By Motorcycle Taxi -- Motorcycle taxis are all over town and are often the quickest way to get around. Just hail one from the sidewalk. Most restaurants and hotels will also have a stand of affiliated drivers. If you find one you like, take his phone number and hire him again. Most residents of Phnom Penh will have their own recommendation for good drivers or motodups, as they are called in Khmer. The dups are even thought to be mystically "all knowing" by Phnom Penh residents. Most trips around town will cost less than a dollar during the day. At night you normally double the fee. Most people don't wear a helmet, but they should, given the dubious quality of both the motorcycles and the driving.
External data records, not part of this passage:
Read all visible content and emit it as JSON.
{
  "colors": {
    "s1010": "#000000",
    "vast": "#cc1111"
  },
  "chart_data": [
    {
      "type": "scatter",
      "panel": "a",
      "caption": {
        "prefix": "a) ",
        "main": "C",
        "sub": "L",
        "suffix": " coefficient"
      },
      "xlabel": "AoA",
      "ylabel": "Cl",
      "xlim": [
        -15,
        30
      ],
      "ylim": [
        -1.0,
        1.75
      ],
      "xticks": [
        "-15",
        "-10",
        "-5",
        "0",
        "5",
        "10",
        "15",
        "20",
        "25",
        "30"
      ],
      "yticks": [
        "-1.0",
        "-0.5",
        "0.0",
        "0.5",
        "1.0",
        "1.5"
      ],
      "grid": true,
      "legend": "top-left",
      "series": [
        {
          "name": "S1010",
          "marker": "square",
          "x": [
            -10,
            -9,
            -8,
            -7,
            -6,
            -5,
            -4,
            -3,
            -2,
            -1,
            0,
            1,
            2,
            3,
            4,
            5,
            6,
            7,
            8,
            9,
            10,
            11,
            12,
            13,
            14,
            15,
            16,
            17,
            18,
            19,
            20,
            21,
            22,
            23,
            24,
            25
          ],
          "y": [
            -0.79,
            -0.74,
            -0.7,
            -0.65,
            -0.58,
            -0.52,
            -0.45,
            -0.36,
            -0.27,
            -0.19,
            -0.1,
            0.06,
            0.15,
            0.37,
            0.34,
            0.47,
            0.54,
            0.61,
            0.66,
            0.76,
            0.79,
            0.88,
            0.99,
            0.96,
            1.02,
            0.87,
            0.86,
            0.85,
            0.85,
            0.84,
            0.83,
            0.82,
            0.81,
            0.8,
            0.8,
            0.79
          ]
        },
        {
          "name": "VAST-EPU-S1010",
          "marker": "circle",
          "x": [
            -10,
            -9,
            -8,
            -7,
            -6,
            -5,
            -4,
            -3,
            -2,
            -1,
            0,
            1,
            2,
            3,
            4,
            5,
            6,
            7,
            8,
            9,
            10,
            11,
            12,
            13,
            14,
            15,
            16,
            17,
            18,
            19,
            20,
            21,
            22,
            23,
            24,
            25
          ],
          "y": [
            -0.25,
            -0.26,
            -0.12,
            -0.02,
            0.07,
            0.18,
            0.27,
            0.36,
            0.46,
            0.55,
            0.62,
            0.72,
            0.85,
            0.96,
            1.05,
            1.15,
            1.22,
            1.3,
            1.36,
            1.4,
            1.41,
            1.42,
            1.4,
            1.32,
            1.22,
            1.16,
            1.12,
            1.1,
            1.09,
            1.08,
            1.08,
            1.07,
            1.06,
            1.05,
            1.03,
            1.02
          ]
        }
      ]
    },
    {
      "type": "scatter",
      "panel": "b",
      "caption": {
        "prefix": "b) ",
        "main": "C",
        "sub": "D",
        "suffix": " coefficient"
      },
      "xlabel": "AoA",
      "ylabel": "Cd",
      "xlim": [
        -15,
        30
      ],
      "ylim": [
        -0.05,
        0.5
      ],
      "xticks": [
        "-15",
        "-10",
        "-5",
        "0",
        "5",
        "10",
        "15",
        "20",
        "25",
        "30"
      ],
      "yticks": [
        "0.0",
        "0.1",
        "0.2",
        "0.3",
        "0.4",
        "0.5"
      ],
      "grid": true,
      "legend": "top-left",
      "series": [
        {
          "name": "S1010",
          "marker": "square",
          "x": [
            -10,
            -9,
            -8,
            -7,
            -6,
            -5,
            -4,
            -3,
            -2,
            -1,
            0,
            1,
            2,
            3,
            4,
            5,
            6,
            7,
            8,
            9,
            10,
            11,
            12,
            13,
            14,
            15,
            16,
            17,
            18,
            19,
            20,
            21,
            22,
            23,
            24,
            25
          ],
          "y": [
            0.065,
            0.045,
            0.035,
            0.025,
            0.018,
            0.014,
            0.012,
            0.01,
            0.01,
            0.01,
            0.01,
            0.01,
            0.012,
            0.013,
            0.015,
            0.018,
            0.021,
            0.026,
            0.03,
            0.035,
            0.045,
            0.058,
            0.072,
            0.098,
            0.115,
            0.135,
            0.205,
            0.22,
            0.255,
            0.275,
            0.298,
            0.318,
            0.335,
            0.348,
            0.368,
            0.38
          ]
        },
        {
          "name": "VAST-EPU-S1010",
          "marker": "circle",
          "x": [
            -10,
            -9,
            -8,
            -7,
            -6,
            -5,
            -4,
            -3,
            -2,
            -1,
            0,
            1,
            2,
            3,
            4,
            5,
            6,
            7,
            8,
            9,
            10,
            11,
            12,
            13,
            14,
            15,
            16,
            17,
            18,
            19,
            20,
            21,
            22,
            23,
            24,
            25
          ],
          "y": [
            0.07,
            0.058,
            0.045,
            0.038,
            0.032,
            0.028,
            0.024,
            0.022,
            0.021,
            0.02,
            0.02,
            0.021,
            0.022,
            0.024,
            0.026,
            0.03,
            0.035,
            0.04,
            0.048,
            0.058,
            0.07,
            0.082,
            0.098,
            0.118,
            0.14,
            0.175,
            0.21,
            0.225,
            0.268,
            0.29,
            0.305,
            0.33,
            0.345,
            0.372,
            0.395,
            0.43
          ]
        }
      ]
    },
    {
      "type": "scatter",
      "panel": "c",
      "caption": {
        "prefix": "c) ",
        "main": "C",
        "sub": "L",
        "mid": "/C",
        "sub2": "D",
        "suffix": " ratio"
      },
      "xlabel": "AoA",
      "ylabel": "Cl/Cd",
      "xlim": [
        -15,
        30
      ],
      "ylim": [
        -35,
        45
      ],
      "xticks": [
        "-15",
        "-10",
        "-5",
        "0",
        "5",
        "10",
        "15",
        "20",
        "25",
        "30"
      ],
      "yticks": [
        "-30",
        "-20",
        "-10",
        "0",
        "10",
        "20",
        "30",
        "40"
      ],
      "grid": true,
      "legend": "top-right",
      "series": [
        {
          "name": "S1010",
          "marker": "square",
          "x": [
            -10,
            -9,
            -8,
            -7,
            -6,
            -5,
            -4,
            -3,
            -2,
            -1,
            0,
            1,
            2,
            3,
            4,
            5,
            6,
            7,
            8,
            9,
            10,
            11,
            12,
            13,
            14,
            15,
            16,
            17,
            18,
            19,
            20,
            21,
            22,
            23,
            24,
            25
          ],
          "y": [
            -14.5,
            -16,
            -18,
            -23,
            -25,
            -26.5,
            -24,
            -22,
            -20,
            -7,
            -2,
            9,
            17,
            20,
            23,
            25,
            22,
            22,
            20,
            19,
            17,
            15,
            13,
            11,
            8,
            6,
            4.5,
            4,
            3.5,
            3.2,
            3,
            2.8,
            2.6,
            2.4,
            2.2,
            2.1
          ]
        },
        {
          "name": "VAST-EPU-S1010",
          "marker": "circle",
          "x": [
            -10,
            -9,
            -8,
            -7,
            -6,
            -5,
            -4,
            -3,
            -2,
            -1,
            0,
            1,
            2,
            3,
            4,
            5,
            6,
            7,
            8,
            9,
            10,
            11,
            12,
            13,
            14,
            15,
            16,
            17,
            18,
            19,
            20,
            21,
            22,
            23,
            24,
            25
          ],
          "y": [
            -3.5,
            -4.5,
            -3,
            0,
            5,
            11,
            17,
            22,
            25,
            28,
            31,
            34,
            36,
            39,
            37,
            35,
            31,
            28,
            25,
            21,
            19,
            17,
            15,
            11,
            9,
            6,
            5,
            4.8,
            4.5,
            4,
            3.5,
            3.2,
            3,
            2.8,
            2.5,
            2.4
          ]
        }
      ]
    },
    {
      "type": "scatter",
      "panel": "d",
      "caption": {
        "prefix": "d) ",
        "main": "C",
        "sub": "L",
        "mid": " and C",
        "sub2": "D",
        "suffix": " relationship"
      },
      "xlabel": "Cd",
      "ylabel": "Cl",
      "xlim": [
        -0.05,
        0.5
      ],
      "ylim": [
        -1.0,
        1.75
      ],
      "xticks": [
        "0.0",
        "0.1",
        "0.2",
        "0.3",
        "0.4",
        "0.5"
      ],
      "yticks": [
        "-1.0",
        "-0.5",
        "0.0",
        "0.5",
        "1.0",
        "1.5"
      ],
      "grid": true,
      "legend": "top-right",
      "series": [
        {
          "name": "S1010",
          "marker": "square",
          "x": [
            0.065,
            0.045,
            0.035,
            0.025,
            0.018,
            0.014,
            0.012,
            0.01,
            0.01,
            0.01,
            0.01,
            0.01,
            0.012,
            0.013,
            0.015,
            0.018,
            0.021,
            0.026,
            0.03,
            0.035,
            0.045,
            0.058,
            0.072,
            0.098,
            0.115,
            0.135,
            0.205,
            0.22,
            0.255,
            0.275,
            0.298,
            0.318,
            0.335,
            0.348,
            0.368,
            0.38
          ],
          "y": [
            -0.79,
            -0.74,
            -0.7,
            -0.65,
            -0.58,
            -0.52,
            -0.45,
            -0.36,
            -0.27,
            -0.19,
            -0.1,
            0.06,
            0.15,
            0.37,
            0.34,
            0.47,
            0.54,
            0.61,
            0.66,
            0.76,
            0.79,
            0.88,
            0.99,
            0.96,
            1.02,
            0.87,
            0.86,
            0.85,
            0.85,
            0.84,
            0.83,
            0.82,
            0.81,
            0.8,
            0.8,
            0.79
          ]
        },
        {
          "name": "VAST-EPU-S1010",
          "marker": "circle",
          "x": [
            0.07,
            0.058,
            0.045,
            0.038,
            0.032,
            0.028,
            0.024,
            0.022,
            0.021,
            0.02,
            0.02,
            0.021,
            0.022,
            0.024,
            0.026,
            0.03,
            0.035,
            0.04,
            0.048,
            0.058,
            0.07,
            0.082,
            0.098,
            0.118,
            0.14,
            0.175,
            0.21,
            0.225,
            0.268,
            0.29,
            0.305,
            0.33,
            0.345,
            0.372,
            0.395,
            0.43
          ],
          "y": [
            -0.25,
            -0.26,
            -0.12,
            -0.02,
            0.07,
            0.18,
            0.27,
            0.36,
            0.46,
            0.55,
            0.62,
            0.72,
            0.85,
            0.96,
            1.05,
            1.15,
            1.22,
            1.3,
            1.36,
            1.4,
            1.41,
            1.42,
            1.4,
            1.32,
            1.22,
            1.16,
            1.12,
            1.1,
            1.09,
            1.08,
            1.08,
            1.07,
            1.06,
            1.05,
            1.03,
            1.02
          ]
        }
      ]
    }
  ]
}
By Cyclo -- A gentler but slower way to see the sights is by cyclo. They operate under the same rules and pretty much the same rates as the motorcycle taxis. Cyclos take a lot of the stress out of getting from point A to point B. They are also good when it rains, since the cyclo driver will bring out plastic sheeting to shelter you from the elements. You will always find lots of cyclos around Psah Thmei (the Central Market), as people use them to transport bulky or heavy goods. As the traffic chaos of Phnom Penh's streets increases, the experience of touring the city by cyclo becomes harder as these gentle vehicles are forced out by land cruisers and trucks. At the moment, however, it remains feasible.

By Tuk-Tuk -- Tuk-tuks are a fairly new development in Phnom Penh and are readily available. The name is taken from the Thais, but these tuk-tuks have little in common with the noisy, Bangkok two-stroke three-wheeler. Cambodia's tuk-tuks are a two-wheeled cart pulled by a standard motorbike, attached through a fairly ingenious coupling device. They are shaded, and the padded seat seats two (or three if you are thin). There is often a small shelf at the front of the cart, usually with laminated maps and advertisements, and, in a pinch, you can seat two more, but it's not very comfy. It costs between $2 and $3 for trips around town, while a ride farther out to places like the Killing Fields will set you back $15.

By Taxi -- Metered cabs have now made an appearance on the streets of Phnom Penh, though they are limited. Global Taxi (tel. 011/311-888) is generally reserved only by phone, though occasionally you might's see one waiting for a fare near a tourist spot late at night. The flag fall is 4,000 riel for the first 2km and then 400 riel per kilometer. Taxi Vantha (tel. 012/855-000) is unmetered and reached by phone only. Expect to pay around $4 to $5 for a short journey.

Enterprising taxi driver Yinn Vannak (tel. 016/639-852; www.cambodiadriver.com) has his own website for bookings and is available for hire on a long- or short-term basis.

There are many unofficial cabs. All guesthouses and hotels will be able to get you are a car within half an hour. A ride to the airport costs between $5 and $7.

By Motorcycle -- Driving in Phnom Penh is not for the fainthearted. In fact, unless absolutely necessary, it is best avoided. If you don't heed this call, you can hire motorcycles at a number of places including Lucky! Lucky!, at 413 Monivong Blvd. (tel. 023/212-788), which has been in the business a long time. You can get a step-through type 100cc-to-125cc scooter for $5 a day. Some of them are good, but some of them are unsound in the extreme and you should examine them and refuse them if you have doubts. They also rent bigger 250cc bikes for touring at $9 as well as jeeps and even luxury cars. Driving a motorcycle in Phnom Penh requires experience. It is a chaotic, aggressive, and often nerve-racking experience with traffic going in all directions, often straight at you. Keep space around you, drive slowly, and wear a helmet (if not available when renting, you can buy one for $10-$20 from a shop at Monivong or Kampuchea Krom).

Note: This information was accurate when it was published, but can change without notice. Please be sure to confirm all rates and details directly with the companies in question before planning your trip.